The backup quarterback position is one of the most important—and overlooked—positions in the NFL. The quality of a backup at the quarterback position can sometimes make or break a season for a football team.

He is the player a fan would never want to see on the field but who needs to deliver if that time comes.

This player needs to know every subtle nuance of the offense just as the starter does. He may not be as polished at the position, but he needs a good understanding of the game, solid work ethic and common sense.
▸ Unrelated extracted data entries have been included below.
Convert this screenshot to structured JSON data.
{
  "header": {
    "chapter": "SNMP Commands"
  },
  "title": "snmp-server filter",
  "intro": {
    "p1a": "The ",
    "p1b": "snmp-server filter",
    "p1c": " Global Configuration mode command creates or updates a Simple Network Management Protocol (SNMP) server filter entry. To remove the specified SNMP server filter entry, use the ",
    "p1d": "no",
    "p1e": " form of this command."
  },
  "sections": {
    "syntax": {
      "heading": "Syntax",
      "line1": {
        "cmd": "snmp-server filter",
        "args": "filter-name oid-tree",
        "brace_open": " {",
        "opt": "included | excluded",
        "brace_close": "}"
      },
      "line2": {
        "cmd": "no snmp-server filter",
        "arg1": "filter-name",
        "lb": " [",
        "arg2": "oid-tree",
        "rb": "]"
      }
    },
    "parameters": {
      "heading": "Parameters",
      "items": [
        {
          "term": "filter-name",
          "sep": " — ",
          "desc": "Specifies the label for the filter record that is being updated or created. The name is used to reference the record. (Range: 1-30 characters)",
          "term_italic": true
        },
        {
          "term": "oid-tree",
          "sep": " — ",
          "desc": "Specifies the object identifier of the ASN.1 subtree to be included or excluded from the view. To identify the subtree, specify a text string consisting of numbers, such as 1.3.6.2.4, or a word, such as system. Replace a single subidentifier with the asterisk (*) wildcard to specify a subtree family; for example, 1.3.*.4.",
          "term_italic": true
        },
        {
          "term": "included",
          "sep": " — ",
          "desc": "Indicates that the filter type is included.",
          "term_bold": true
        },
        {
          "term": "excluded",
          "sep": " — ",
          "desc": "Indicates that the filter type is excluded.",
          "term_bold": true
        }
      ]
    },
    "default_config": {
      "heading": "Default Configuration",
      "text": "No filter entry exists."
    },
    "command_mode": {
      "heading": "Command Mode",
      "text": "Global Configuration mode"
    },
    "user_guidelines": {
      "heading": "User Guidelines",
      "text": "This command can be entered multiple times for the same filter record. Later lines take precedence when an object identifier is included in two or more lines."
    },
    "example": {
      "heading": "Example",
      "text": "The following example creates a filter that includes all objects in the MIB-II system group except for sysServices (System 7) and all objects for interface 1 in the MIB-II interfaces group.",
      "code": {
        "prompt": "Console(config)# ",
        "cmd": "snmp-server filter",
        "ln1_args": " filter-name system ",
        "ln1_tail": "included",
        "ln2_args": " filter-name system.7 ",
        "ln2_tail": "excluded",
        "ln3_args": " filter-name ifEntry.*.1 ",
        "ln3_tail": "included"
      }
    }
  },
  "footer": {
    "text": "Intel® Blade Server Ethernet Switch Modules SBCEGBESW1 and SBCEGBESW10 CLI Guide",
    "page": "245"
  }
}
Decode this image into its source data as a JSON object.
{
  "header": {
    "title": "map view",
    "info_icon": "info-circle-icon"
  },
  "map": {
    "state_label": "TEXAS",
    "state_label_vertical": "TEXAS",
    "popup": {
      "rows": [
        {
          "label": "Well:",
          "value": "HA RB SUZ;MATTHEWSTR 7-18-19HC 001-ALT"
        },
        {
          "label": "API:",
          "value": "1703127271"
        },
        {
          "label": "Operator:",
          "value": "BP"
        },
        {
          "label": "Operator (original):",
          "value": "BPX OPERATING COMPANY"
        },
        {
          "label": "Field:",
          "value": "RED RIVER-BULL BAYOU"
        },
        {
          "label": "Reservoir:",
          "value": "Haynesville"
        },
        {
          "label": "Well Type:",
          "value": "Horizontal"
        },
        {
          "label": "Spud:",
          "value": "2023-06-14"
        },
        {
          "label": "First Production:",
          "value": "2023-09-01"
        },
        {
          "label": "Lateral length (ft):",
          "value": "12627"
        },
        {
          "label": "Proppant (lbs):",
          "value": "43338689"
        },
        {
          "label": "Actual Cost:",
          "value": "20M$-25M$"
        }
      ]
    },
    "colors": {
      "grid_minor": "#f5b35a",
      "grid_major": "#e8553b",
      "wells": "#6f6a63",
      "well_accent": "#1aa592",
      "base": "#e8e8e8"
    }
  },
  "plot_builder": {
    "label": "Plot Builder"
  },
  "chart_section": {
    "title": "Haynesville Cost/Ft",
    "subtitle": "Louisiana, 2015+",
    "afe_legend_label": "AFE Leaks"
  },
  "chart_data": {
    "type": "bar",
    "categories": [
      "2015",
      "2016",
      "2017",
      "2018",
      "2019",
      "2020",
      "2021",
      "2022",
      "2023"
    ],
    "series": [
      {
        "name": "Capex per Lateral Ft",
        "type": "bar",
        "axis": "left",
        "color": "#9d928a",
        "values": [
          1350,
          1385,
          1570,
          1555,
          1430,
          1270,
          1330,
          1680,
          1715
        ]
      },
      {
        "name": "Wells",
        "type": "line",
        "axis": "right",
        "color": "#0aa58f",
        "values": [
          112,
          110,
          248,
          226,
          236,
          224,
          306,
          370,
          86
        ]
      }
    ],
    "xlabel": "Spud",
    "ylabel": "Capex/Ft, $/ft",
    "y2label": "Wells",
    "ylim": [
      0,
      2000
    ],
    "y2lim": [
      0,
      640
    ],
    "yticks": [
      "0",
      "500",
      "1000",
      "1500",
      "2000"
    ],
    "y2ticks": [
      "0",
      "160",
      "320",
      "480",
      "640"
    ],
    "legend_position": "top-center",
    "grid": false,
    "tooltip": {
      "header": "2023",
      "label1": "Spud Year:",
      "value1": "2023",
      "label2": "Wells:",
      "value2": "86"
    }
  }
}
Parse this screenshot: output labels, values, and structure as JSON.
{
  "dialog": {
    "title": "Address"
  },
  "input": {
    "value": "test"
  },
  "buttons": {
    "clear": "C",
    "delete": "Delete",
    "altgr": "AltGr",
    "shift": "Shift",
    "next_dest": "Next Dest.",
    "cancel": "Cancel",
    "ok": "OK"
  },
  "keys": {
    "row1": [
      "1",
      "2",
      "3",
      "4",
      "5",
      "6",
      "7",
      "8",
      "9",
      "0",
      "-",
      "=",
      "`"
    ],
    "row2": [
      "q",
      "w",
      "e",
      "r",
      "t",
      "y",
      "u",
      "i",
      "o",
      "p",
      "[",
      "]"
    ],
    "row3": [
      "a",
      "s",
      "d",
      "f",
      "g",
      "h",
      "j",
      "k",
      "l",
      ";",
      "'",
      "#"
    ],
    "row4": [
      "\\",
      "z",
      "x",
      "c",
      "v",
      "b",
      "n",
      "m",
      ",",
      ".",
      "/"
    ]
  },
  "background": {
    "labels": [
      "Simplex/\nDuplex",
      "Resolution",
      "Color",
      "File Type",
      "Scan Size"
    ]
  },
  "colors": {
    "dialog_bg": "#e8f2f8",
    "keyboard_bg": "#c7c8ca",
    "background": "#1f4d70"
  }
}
NFL seasons have rested upon the arm of a backup quarterback. Some have helped their respective teams hoist a Lombardi Trophy. Others have allowed their teams to fall into obscurity. So, which kind of reserve quarterback did your team land in free agency this year?

Each team that has made a move to obtain a backup quarterback during the free-agency period will receive a grade. Teams will not be included for re-signing an existing player.

Grades for backup quarterback movement will be based upon the following criteria listed:

An "A" grade is for a team that has made a significant upgrade at the position. Not only did they acquire a solid backup quarterback, but they brought in a player who can serve multiple purposes for the team. This signing is a tremendous upgrade for this offense.

A "B" grade will be awarded to a team that signed a valuable quarterback that should be able to step in and serve his team in a capable manner. He may not be solid gold, but he is definitely a big upgrade from last season.

A "C" grade is for a team that really remained the same at the position despite the new signing. This player may give the team an advantage in one department but could be a downgrade in another. This grade is basically a wash for the team.

A "D" grade will be given for a very questionable signing. What was this particular team thinking? This player will provide zero upgrade at the position and probably should not have been signed in the first place.

An "F" grade should be avoided at all costs by any team—obviously. If a team is to receive this grade, they quite possibly made the worst move available in free agency. There were better options on the market, and based on team needs, they failed miserably to bring in the right player.